In the following example, our schema has multiple ways to request a single user…

type Query {
 user (id: ID!): User
 article (id: ID!): Article
}

type Article {
 author: User
}

type User {
 id: ID!
 name: String!
}

Rather than having the same fetching logic for a single user in two separate places, it usually makes sense to move that logic to the model file. You may have guessed, with all this talk of model files in an authorization article, that authorization is another great thing to delegate to the model, just like data fetching. You would be right.

Delegating authorization to models

You may have noticed that our models also exist on the context, alongside the user object we added earlier. We can add the models to the context in exactly the same way as we did the user.

context: ({ req }) => {
 // get the user token from the headers
 const token = req.headers.authentication || '';
  
 // try to retrieve a user with the token
 const user = getUser(token);

 // optionally block the user
 // we could also check user roles/permissions here
 if (!user) throw new AuthorizationError('you must be logged in to query this schema');  

 // add the user to the context
 return {
   user,
   models: {
     User: generateUserModel({ user }),
     ...
   }
 };
},

Starting to generate our models with a function requires a small refactor, that would leave our User model looking something like this:

export const generateUserModel = ({ user }) => ({
 getAll: () => { /* fetching/transform logic for all users */ },
 getById: (id) => { /* fetching/transform logic for a single user */ },
 getByGroupId: (id) => { /* fetching/transform logic for a group of users */ },
});

Now any model method in User has access to the same user information that resolvers already had, allowing us to refactor the getAll function to do the permissions check directly rather than having to put it in the resolver:

getAll: () => {
 if(!user || !user.roles.includes('admin') return null;
 return fetch('http://myurl.com/users');
}

Authorization via Custom Directives

Another way to go about authorization is via GraphQL Schema Directives.

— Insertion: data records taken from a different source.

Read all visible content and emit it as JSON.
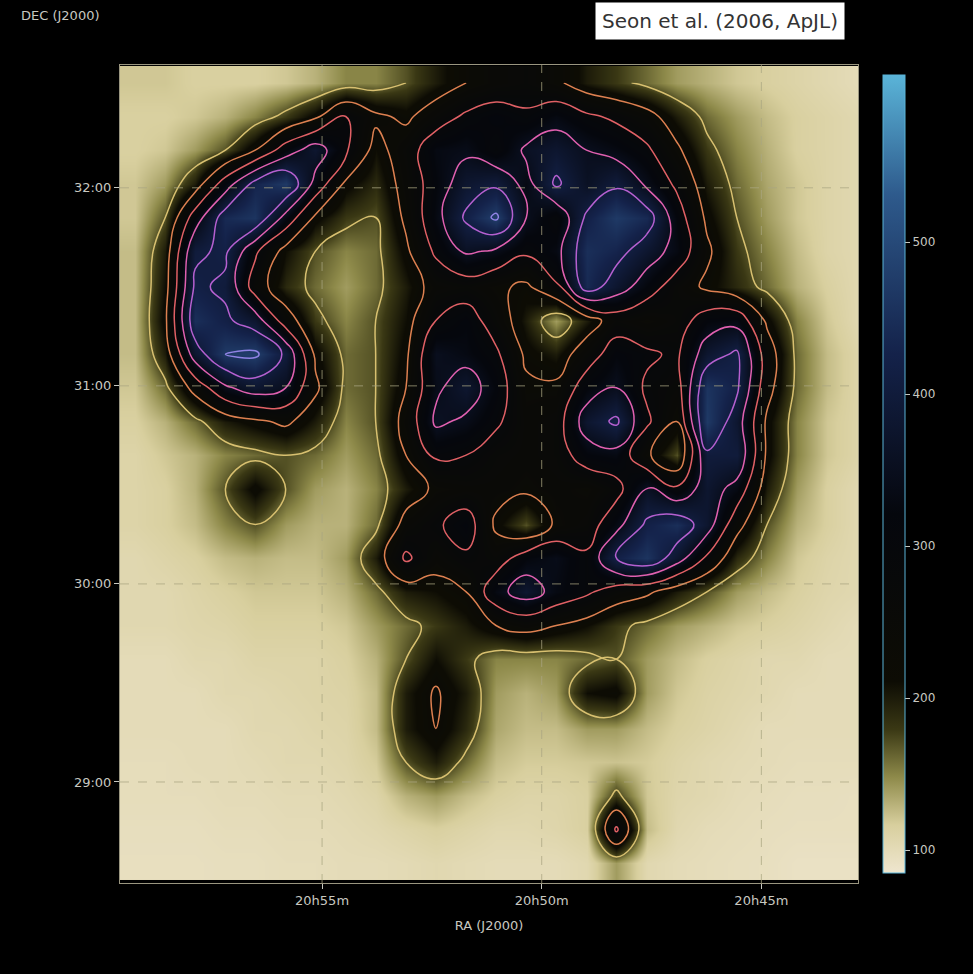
{
  "chart_data": {
    "type": "heatmap",
    "annotations": [
      "Seon et al. (2006, ApJL)"
    ],
    "x_label": "RA (J2000)",
    "y_label": "DEC (J2000)",
    "xlim": [
      59.6,
      42.8
    ],
    "ylim": [
      28.49,
      32.62
    ],
    "xticks": [
      {
        "value": 55,
        "label": "20h55m"
      },
      {
        "value": 50,
        "label": "20h50m"
      },
      {
        "value": 45,
        "label": "20h45m"
      }
    ],
    "yticks": [
      {
        "value": 29,
        "label": "29:00"
      },
      {
        "value": 30,
        "label": "30:00"
      },
      {
        "value": 31,
        "label": "31:00"
      },
      {
        "value": 32,
        "label": "32:00"
      }
    ],
    "grid": true,
    "x": [
      59.26,
      58.57,
      57.89,
      57.2,
      56.52,
      55.83,
      55.15,
      54.46,
      53.78,
      53.09,
      52.41,
      51.72,
      51.04,
      50.35,
      49.67,
      48.98,
      48.3,
      47.61,
      46.93,
      46.24,
      45.56,
      44.87,
      44.19,
      43.5,
      42.82
    ],
    "y": [
      32.53,
      32.36,
      32.19,
      32.02,
      31.85,
      31.68,
      31.5,
      31.33,
      31.16,
      30.99,
      30.82,
      30.65,
      30.48,
      30.3,
      30.13,
      29.96,
      29.79,
      29.62,
      29.45,
      29.27,
      29.1,
      28.93,
      28.76,
      28.59
    ],
    "z": [
      [
        120,
        120,
        115,
        115,
        115,
        120,
        130,
        150,
        150,
        170,
        200,
        230,
        250,
        260,
        240,
        200,
        180,
        160,
        140,
        130,
        120,
        115,
        110,
        105,
        100
      ],
      [
        115,
        115,
        120,
        130,
        150,
        180,
        220,
        290,
        240,
        220,
        260,
        300,
        320,
        300,
        330,
        300,
        280,
        250,
        200,
        160,
        140,
        125,
        115,
        110,
        105
      ],
      [
        115,
        120,
        140,
        170,
        230,
        320,
        380,
        300,
        210,
        260,
        330,
        340,
        300,
        360,
        380,
        350,
        330,
        300,
        240,
        180,
        150,
        130,
        115,
        110,
        105
      ],
      [
        120,
        140,
        200,
        320,
        430,
        470,
        330,
        220,
        190,
        250,
        320,
        380,
        400,
        330,
        420,
        360,
        400,
        340,
        280,
        200,
        160,
        135,
        120,
        110,
        105
      ],
      [
        120,
        170,
        320,
        440,
        460,
        330,
        220,
        180,
        170,
        240,
        330,
        420,
        480,
        350,
        300,
        420,
        470,
        440,
        320,
        220,
        170,
        140,
        120,
        110,
        105
      ],
      [
        125,
        200,
        400,
        420,
        300,
        210,
        170,
        150,
        160,
        220,
        300,
        360,
        340,
        300,
        330,
        450,
        430,
        380,
        330,
        240,
        180,
        150,
        125,
        110,
        105
      ],
      [
        125,
        210,
        420,
        400,
        260,
        190,
        160,
        140,
        160,
        200,
        250,
        260,
        240,
        220,
        280,
        440,
        380,
        320,
        260,
        220,
        190,
        160,
        130,
        115,
        105
      ],
      [
        125,
        220,
        450,
        420,
        380,
        260,
        180,
        150,
        170,
        210,
        290,
        320,
        260,
        200,
        140,
        200,
        260,
        240,
        260,
        320,
        330,
        220,
        150,
        120,
        105
      ],
      [
        125,
        200,
        380,
        470,
        480,
        400,
        220,
        160,
        170,
        220,
        350,
        330,
        300,
        220,
        200,
        260,
        320,
        300,
        280,
        380,
        420,
        260,
        160,
        125,
        110
      ],
      [
        120,
        160,
        250,
        340,
        380,
        350,
        240,
        160,
        170,
        230,
        340,
        380,
        320,
        240,
        240,
        320,
        350,
        280,
        260,
        460,
        420,
        250,
        160,
        125,
        110
      ],
      [
        115,
        130,
        160,
        200,
        220,
        240,
        200,
        150,
        170,
        250,
        360,
        340,
        300,
        250,
        260,
        380,
        420,
        300,
        230,
        470,
        380,
        220,
        150,
        120,
        110
      ],
      [
        110,
        120,
        130,
        150,
        160,
        170,
        160,
        140,
        160,
        230,
        300,
        290,
        260,
        250,
        260,
        320,
        330,
        240,
        170,
        400,
        400,
        220,
        150,
        120,
        110
      ],
      [
        110,
        115,
        130,
        170,
        220,
        170,
        140,
        130,
        150,
        200,
        240,
        250,
        250,
        240,
        250,
        240,
        270,
        360,
        300,
        380,
        330,
        200,
        140,
        115,
        105
      ],
      [
        110,
        115,
        125,
        150,
        170,
        140,
        130,
        130,
        160,
        250,
        280,
        320,
        220,
        170,
        240,
        260,
        330,
        420,
        450,
        380,
        250,
        170,
        130,
        115,
        105
      ],
      [
        105,
        110,
        115,
        125,
        130,
        125,
        125,
        140,
        200,
        300,
        250,
        280,
        260,
        320,
        340,
        300,
        420,
        460,
        380,
        280,
        190,
        150,
        120,
        110,
        105
      ],
      [
        105,
        105,
        110,
        115,
        120,
        120,
        120,
        130,
        160,
        200,
        210,
        230,
        330,
        380,
        330,
        300,
        260,
        240,
        200,
        170,
        140,
        125,
        115,
        108,
        105
      ],
      [
        105,
        105,
        108,
        110,
        115,
        115,
        115,
        120,
        140,
        160,
        180,
        200,
        230,
        250,
        230,
        210,
        180,
        160,
        140,
        130,
        120,
        115,
        110,
        105,
        100
      ],
      [
        100,
        100,
        105,
        105,
        110,
        110,
        110,
        115,
        130,
        170,
        210,
        180,
        150,
        150,
        150,
        160,
        170,
        140,
        125,
        115,
        110,
        105,
        105,
        100,
        100
      ],
      [
        100,
        100,
        100,
        105,
        105,
        108,
        110,
        112,
        125,
        200,
        235,
        200,
        140,
        130,
        140,
        210,
        220,
        140,
        120,
        112,
        108,
        105,
        100,
        100,
        100
      ],
      [
        100,
        100,
        100,
        100,
        105,
        105,
        108,
        110,
        125,
        200,
        230,
        190,
        135,
        125,
        125,
        140,
        140,
        125,
        115,
        110,
        105,
        100,
        100,
        100,
        100
      ],
      [
        98,
        98,
        100,
        100,
        102,
        105,
        105,
        108,
        118,
        170,
        200,
        160,
        125,
        118,
        118,
        120,
        122,
        118,
        110,
        105,
        102,
        100,
        98,
        98,
        98
      ],
      [
        98,
        98,
        98,
        100,
        100,
        102,
        102,
        105,
        110,
        130,
        140,
        125,
        115,
        110,
        110,
        115,
        180,
        120,
        108,
        105,
        100,
        98,
        96,
        96,
        95
      ],
      [
        96,
        96,
        96,
        98,
        98,
        100,
        100,
        102,
        105,
        110,
        115,
        110,
        105,
        105,
        108,
        115,
        300,
        125,
        105,
        100,
        98,
        96,
        95,
        95,
        95
      ],
      [
        95,
        95,
        95,
        96,
        96,
        98,
        98,
        100,
        100,
        102,
        105,
        102,
        100,
        100,
        100,
        105,
        140,
        105,
        100,
        98,
        96,
        95,
        92,
        92,
        92
      ]
    ],
    "contours": {
      "start": 170,
      "end": 530,
      "size": 60
    },
    "colorbar": {
      "range": [
        85,
        610
      ],
      "ticks": [
        100,
        200,
        300,
        400,
        500
      ]
    }
  }
}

A directive is an identifier preceded by a @ character, optionally followed by a list of named arguments, which can appear after almost any form of syntax in the GraphQL query or schema languages.

Check out this example of an authorization directive:

const typeDefs = `
  directive @auth(requires: Role = ADMIN) on OBJECT | FIELD_DEFINITION

  enum Role {
    ADMIN
    REVIEWER
    USER
  }

  type User @auth(requires: USER) {
    name: String
    banned: Boolean @auth(requires: ADMIN)
    canPost: Boolean @auth(requires: REVIEWER)
  }
`

The @auth directive can be called directly on the type, or on the fields if you want to limit access to specific fields as shown in the example above. The logic behind authorization is hidden away in the directive implementation.

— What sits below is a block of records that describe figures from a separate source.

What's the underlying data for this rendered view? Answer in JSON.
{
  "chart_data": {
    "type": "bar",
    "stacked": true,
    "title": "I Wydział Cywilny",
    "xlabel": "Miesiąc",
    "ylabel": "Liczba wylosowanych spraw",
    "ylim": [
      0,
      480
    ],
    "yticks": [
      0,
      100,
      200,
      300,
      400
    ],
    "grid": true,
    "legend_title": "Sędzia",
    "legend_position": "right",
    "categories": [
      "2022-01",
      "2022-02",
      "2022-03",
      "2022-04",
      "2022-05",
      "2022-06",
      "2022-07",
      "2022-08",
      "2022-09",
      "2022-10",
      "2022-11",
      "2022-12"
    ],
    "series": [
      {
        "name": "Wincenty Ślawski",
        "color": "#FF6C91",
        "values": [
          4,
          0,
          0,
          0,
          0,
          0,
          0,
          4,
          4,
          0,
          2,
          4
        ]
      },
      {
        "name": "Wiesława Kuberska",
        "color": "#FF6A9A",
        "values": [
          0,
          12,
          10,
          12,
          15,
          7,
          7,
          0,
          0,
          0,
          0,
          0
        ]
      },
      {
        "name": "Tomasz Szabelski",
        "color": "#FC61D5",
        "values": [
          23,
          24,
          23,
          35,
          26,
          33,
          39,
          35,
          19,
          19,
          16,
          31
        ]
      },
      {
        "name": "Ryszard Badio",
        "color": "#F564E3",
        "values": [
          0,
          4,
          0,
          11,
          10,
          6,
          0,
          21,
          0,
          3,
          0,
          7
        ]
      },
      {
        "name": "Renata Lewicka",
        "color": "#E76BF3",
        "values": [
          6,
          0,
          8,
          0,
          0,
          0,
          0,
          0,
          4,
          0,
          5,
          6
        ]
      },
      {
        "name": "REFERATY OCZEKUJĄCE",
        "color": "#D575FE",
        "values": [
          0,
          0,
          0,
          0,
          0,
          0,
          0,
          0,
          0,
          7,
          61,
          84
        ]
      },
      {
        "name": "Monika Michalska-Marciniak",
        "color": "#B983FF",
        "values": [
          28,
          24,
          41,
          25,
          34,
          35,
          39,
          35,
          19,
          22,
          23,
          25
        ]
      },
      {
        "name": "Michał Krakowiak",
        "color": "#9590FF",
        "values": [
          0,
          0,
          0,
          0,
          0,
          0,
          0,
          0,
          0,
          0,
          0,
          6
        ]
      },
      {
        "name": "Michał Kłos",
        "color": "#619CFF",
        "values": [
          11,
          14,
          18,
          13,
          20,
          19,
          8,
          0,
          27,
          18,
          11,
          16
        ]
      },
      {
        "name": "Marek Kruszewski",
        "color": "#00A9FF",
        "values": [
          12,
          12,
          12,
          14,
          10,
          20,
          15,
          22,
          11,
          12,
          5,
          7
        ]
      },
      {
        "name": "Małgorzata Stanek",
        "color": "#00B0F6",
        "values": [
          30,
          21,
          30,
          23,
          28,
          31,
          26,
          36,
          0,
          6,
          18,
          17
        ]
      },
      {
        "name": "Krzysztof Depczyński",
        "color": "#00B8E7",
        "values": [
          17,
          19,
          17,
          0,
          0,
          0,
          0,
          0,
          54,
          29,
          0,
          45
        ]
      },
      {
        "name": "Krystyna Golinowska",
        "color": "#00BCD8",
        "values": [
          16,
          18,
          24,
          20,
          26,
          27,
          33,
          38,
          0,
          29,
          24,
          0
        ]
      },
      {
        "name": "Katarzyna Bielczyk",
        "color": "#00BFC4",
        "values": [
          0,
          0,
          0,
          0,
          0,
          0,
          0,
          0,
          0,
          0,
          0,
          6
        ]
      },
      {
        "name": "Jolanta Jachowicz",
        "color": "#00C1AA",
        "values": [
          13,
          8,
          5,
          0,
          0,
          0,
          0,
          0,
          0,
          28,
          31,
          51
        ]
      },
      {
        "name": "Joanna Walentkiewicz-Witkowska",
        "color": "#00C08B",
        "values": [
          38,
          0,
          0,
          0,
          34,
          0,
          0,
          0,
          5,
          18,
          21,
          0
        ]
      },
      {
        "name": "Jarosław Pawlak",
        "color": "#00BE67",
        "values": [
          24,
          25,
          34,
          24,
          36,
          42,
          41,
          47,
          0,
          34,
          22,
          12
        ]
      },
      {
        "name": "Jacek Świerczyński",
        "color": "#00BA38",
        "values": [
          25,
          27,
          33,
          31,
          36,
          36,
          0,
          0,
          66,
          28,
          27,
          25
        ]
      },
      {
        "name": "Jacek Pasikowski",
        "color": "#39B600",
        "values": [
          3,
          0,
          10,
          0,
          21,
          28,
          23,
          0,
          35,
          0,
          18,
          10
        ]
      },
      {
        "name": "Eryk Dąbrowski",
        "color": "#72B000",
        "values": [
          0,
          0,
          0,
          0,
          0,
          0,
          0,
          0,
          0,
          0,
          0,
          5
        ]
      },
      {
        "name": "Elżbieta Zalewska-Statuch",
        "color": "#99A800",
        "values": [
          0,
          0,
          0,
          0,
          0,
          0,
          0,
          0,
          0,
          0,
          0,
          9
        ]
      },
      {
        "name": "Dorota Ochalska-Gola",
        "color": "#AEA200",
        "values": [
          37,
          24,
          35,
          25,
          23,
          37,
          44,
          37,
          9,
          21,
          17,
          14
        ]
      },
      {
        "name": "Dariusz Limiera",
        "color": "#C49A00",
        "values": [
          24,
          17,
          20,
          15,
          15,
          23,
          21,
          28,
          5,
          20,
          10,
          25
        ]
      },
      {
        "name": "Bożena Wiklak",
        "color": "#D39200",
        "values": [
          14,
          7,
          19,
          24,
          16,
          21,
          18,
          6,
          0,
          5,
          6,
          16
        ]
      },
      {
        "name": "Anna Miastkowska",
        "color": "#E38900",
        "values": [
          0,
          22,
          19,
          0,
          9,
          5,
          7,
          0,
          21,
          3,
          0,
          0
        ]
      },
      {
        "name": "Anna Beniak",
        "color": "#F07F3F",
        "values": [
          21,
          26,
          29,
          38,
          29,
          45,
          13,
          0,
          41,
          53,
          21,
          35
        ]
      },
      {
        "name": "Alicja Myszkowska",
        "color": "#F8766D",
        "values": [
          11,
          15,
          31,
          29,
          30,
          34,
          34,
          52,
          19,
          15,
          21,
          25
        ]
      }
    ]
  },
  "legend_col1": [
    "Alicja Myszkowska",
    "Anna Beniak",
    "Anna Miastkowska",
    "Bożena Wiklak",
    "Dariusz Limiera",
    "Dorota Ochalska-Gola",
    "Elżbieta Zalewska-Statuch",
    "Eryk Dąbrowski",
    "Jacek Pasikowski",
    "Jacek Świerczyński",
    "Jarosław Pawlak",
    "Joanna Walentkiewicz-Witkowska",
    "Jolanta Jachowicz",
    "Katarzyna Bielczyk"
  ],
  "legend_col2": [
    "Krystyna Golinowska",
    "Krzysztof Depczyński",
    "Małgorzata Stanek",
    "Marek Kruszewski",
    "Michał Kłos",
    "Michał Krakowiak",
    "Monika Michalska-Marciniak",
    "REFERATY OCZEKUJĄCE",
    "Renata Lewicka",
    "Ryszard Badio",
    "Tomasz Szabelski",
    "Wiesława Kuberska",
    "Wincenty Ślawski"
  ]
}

One way of implementing the @auth directive is via the SchemaDirectiveVisitor class from graphql-tools. Ben Newman covered creating a sample @deprecated and @rest directive in this excellent article. You can draw inspiration from these examples.

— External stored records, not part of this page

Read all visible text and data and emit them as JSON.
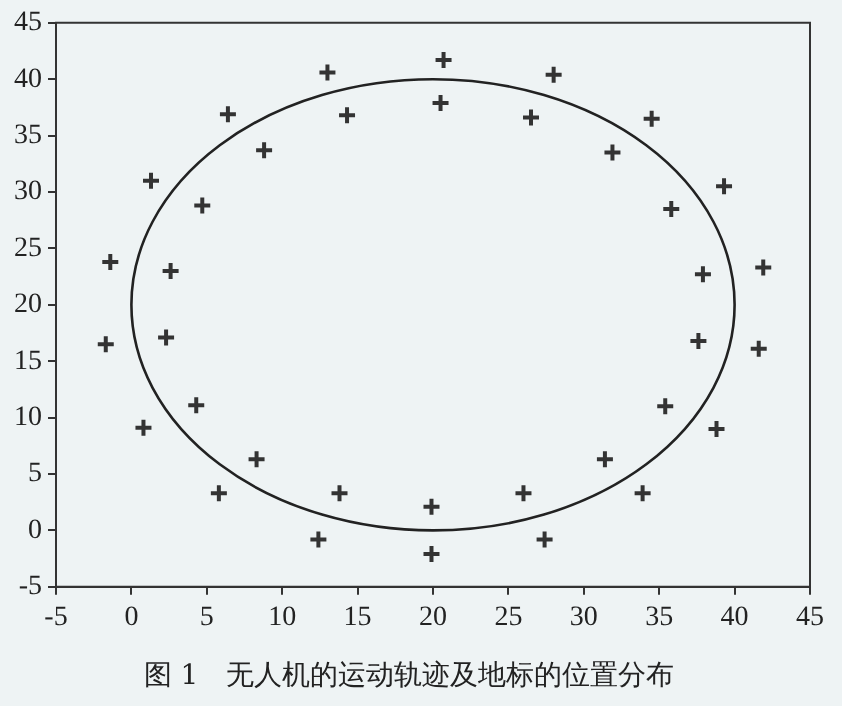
{
  "chart_data": {
    "type": "scatter",
    "title": "图 1　无人机的运动轨迹及地标的位置分布",
    "xlim": [
      -5,
      45
    ],
    "xticks": [
      -5,
      0,
      5,
      10,
      15,
      20,
      25,
      30,
      35,
      40,
      45
    ],
    "ylim": [
      -5,
      45
    ],
    "yticks": [
      -5,
      0,
      5,
      10,
      15,
      20,
      25,
      30,
      35,
      40,
      45
    ],
    "grid": false,
    "legend": false,
    "marker": "cross",
    "series": [
      {
        "color": "#333333",
        "x": [
          -1.4,
          -1.7,
          1.3,
          2.6,
          2.3,
          4.7,
          6.4,
          8.8,
          13.0,
          14.3,
          20.7,
          20.5,
          28.0,
          26.5,
          34.5,
          31.9,
          39.3,
          35.8,
          37.9,
          41.9,
          37.6,
          41.6,
          0.8,
          4.3,
          5.8,
          8.3,
          12.4,
          13.8,
          19.9,
          19.9,
          26.0,
          27.4,
          31.4,
          33.9,
          35.4,
          38.8
        ],
        "values": [
          23.8,
          16.5,
          31.0,
          23.0,
          17.1,
          28.8,
          36.9,
          33.7,
          40.6,
          36.8,
          41.7,
          37.9,
          40.4,
          36.6,
          36.5,
          33.5,
          30.5,
          28.5,
          22.7,
          23.3,
          16.8,
          16.1,
          9.1,
          11.1,
          3.3,
          6.3,
          -0.8,
          3.3,
          2.1,
          -2.1,
          3.3,
          -0.8,
          6.3,
          3.3,
          11.0,
          9.0
        ]
      }
    ]
  }
}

Authorization outside of GraphQL

If you’re using a REST API that has built-in authorization, like with an HTTP header, you have one more option. Rather than doing any authentication or authorization work in the GraphQL layer (in resolvers/models), it’s possible to simply pass through the headers or cookies to your REST endpoint and let it do the work.

Here’s an example:

// src/server.js
context: ({ req }) => {
 // pass the request information through to the model
 return {
   user,
   models: {
     User: generateUserModel({ req }),
     ...
   }
 };
},
// src/models/user.js
export const generateUserModel = ({ req }) => ({
 getAll: () => {
   return fetch('http://myurl.com/users', { headers: req.headers });
 },
});

If your REST endpoint is already backed by some form of authorization, this cuts down a lot of the logic that needs to get built in the GraphQL layer. This can be a great option when building a GraphQL API over an existing REST API that has everything you need already built in.